Siyasal bilimci, iktisatçı Dr. Sungur Savran ile AKP’yi, işçi sınıfına yönelik saldırıları ve emek kesiminin ne yapması gerektiği konularını görüştük. ‘Türkiye’de Sınıf Mücadeleleri’ kitabıyla birlikte birçok eseri bulunan Dr. Savran, özellikle kıdem tazminatı konusundaki mücadeleye dikkat çekti.

» AKP’nin işçi sınıfına yönelik politikasını nasıl değerlendiriyorsunuz?

AKP, aslında uluslararası bir projenin parçası olarak yeni bir rejimi inşa etmek üzere bir misyon yüklendi. İslami özellikleri ağır basan bu yeni liberal rejimin önemli bir hedefi de, işçi sınıfının 50 yıllık kazanımlarını, haklarını tasfiye etmek olmuştur. AKP ve lideri Erdoğan, işçi sınıfı düşmanı bir politika izlemektedir. O nedenle AKP’yi İslami kanadı ağır basmakla birlikte işçi sınıfına hücum eden bir burjuva partisi olarak değerlendirmek gerekir.

» Önümüzdeki süreçte işçi sınıfını ne gibi tehlikeler bekliyor?

Hak kayıplarının yanı sıra çok büyük bir ekonomik kriz gündemdedir. Böyle bir ekonomik kriz, mevcut hakların elden gitmesine yol açacağı gibi, işsizlik tehlikesi de çok önemli bir sorun olarak işçi sınıfının karşısına çıkacaktır. Gerek dünya ekonomisi gerekse Türkiye, çok ciddi bir resesyonla (ekonomik durgunlukla) karşı karşıya kalabilir.

» Kiralık işçilik, işsizlik, kıdem tazminatı fonu gibi sorunlar ne gibi gelişmelere yol açabilir?

Kiralık işçilik uygulaması ücretleri iyice düşürmeyi amaçlıyor. Bir kriz sonrası işsizliğin yaygınlaşması karşısında işverenler öncelikle kıdem tazminatı yükünden kurtulmak isteyeceklerdir. Sermaye bu yüzden bastırmaktadır. İşçi sınıfı açısından da bakıldığında kıdem tazminatı, çalışanların tek güvencesi, tek kalesi olarak kalmaktadır.

» Kıdem tazminatının fona devriyle ilgili sendikaların tutumu nedir?

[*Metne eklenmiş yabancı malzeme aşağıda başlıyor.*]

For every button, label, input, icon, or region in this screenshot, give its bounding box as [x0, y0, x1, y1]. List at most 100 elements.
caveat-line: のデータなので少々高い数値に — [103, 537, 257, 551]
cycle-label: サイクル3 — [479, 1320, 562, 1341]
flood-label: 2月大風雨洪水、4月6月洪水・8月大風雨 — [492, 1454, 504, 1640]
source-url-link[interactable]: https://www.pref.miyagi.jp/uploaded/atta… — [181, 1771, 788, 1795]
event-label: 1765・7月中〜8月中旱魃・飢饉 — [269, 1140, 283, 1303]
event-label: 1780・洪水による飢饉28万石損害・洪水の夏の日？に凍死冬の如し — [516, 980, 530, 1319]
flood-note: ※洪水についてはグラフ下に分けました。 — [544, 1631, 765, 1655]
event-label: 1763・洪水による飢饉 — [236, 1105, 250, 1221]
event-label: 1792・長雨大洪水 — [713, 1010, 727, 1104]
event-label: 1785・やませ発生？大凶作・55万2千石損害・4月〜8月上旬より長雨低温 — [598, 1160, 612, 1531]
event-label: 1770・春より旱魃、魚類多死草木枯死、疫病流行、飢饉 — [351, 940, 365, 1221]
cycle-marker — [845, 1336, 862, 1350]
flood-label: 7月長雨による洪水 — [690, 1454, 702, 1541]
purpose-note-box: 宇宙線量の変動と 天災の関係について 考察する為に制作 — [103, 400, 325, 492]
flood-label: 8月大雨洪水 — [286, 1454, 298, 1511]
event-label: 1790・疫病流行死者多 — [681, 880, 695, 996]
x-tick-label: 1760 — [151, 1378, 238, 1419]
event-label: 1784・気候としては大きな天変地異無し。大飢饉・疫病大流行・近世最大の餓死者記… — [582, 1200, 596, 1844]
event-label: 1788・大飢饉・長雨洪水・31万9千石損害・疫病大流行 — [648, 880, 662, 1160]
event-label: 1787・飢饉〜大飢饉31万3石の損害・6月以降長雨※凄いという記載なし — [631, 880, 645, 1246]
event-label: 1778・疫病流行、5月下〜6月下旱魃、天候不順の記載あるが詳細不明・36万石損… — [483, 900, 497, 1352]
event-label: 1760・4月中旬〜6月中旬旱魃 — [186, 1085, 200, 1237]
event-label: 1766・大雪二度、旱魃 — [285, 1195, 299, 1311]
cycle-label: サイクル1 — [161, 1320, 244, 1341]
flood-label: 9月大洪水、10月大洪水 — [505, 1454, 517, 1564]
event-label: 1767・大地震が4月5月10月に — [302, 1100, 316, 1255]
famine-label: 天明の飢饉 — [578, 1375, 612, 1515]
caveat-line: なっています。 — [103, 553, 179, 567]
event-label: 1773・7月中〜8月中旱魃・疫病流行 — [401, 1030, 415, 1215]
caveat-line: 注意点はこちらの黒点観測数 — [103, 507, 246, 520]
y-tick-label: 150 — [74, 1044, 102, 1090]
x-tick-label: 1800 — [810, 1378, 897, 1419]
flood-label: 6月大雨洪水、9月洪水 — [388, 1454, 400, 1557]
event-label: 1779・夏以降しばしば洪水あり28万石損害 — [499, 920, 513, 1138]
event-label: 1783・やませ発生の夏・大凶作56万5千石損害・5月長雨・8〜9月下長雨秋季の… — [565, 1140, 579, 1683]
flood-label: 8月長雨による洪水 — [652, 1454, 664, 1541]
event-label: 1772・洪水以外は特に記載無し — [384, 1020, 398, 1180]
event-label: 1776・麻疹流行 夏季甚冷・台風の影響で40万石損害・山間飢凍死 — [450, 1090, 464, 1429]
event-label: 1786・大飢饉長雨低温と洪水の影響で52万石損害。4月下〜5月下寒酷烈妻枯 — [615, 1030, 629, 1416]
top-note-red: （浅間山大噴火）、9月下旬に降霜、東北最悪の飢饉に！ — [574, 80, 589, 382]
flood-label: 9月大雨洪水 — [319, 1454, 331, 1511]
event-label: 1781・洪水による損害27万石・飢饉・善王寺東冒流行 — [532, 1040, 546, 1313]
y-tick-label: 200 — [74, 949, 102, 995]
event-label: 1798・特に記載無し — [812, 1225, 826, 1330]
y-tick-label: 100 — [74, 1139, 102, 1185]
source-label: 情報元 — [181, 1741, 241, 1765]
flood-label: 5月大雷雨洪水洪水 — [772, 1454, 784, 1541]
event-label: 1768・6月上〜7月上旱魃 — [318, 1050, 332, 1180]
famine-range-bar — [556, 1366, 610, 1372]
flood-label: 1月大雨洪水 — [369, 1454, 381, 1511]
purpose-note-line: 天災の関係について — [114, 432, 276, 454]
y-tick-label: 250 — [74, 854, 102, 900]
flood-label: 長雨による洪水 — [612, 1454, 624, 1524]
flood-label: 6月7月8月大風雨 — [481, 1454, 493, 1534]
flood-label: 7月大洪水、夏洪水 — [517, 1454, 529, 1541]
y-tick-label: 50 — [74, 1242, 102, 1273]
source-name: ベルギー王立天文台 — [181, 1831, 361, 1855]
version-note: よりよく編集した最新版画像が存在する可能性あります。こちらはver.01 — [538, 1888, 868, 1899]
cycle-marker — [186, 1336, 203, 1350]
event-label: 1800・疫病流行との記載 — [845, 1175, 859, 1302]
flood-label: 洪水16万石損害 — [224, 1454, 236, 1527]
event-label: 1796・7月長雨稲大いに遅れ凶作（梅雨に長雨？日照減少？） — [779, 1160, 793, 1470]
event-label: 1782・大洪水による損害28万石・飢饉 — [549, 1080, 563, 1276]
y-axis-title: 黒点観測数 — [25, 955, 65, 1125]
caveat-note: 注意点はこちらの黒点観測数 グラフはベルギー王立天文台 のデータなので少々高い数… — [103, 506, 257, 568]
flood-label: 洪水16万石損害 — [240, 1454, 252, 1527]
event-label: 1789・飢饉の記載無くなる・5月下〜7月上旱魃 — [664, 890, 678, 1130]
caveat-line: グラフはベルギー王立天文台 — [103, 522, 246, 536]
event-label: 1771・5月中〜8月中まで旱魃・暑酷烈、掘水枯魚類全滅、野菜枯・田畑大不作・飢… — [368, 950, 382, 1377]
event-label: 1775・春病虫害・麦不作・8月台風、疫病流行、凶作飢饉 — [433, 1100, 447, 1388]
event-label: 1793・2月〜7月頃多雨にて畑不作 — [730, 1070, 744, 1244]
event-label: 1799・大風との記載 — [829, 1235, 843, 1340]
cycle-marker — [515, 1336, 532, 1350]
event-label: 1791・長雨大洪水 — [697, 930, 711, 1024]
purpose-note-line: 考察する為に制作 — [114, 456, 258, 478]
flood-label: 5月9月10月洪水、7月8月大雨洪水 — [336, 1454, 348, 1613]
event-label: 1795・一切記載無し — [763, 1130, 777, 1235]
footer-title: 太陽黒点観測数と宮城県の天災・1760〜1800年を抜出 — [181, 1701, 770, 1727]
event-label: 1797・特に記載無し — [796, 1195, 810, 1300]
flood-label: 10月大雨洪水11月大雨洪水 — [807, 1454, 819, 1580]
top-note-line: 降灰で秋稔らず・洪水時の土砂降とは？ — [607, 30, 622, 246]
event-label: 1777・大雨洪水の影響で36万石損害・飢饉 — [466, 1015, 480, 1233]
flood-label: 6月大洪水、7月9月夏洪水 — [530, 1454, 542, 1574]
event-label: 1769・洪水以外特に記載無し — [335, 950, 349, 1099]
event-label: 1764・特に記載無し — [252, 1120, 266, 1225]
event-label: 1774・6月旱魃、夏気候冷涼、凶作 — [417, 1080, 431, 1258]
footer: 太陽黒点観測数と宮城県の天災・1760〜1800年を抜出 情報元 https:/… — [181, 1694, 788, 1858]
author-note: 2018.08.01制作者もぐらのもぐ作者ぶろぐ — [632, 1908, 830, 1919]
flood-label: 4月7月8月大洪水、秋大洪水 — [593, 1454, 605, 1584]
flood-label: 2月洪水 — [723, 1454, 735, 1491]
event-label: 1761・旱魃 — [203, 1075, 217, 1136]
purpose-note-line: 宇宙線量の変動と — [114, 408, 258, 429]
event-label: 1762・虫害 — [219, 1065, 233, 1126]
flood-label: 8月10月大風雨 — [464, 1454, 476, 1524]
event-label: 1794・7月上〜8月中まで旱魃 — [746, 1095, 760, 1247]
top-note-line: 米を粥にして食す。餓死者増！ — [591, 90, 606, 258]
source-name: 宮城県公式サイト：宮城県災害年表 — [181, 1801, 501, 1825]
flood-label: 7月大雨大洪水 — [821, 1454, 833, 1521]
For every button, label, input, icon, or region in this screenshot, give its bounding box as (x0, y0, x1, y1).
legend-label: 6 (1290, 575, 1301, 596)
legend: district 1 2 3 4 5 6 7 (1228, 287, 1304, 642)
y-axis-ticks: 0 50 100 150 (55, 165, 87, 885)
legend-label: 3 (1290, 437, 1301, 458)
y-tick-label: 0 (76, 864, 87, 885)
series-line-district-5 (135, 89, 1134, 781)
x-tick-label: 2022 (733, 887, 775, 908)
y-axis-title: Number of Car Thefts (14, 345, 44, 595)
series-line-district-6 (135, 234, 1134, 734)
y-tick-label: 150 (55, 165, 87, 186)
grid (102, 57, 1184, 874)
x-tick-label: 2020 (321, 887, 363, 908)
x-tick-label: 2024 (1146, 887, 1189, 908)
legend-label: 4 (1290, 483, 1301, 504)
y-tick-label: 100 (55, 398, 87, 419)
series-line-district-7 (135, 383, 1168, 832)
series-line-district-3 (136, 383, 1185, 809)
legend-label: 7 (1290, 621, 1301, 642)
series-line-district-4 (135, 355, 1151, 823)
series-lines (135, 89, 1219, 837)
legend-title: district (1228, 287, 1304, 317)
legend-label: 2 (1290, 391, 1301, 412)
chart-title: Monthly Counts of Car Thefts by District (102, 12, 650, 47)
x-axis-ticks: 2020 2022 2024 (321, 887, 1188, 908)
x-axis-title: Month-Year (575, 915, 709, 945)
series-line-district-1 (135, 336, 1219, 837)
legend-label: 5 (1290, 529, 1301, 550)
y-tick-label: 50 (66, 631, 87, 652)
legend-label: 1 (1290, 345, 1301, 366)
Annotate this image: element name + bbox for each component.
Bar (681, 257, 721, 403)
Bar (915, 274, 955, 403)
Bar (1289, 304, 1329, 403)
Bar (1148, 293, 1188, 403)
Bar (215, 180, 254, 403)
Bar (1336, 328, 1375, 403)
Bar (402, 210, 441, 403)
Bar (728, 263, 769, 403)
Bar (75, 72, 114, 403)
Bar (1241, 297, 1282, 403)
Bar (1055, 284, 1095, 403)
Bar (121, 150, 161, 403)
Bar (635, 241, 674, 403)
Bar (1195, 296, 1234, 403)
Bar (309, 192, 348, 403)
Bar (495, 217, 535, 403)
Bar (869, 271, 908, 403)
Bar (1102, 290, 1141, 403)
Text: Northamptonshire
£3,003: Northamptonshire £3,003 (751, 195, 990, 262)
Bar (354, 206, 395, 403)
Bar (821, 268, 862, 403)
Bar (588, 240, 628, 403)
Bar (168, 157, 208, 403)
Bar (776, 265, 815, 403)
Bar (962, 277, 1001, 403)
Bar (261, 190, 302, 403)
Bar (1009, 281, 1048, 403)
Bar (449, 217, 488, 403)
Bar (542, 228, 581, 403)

Kıdem tazminatı hakkının savunulması, işçi sınıfı için acil bir görevdir. Türk-İş, kıdem tazminatına dokunulması halinde genel greve gideceğini karar altına aldı. Bu kararı mutlaka uygulamak gerekir. Asla pazarlıkçı bir tutum izlenmemelidir. DİSK zaten genel grev konusunda ısrarlıdır, Hak-İş ise AKP’nin paralelinde bir örgüttür.

» Bu çerçevede, Fransız işçi sınıfının eylemlerini nasıl yorumluyorsunuz?

Fransa’da yürürlüğe konmak istenen iş yasası, birçok hakkı ortadan kaldırıyor. Ancak hem sendikalar, hem de genç işçiler, öğrenciler gelecekleri için ciddi bir mücadele veriyorlar. 3 ay süren bu mücadele sonucunda Fransız hükümeti geri adım atmaya başladı. Fransız TÜSİAD’ı “Yasa kuşa döndü” dedi. Demek ki mücadele, semeresini veriyor. 14 Haziran’da Paris’te çok büyük eylem olacak. Türkiye işçi sınıfı da Fransız emekçilerini örnek almalı.

» Kıdem tazminatı mücadelesinde somut bir öneriniz var mı?

Başta sendikalar olmak üzere emekten yana tüm güçler, ortak bir cephede birleşmelidir. Büyük bir kampanya başlatılmalıdır. Fona karşı olma yönünde ortak bir zemin söz konusudur. AKP’ye karşı genel mücadele açısından da, kıdem tazminatı konusu belirleyici bir özellik taşımaktadır.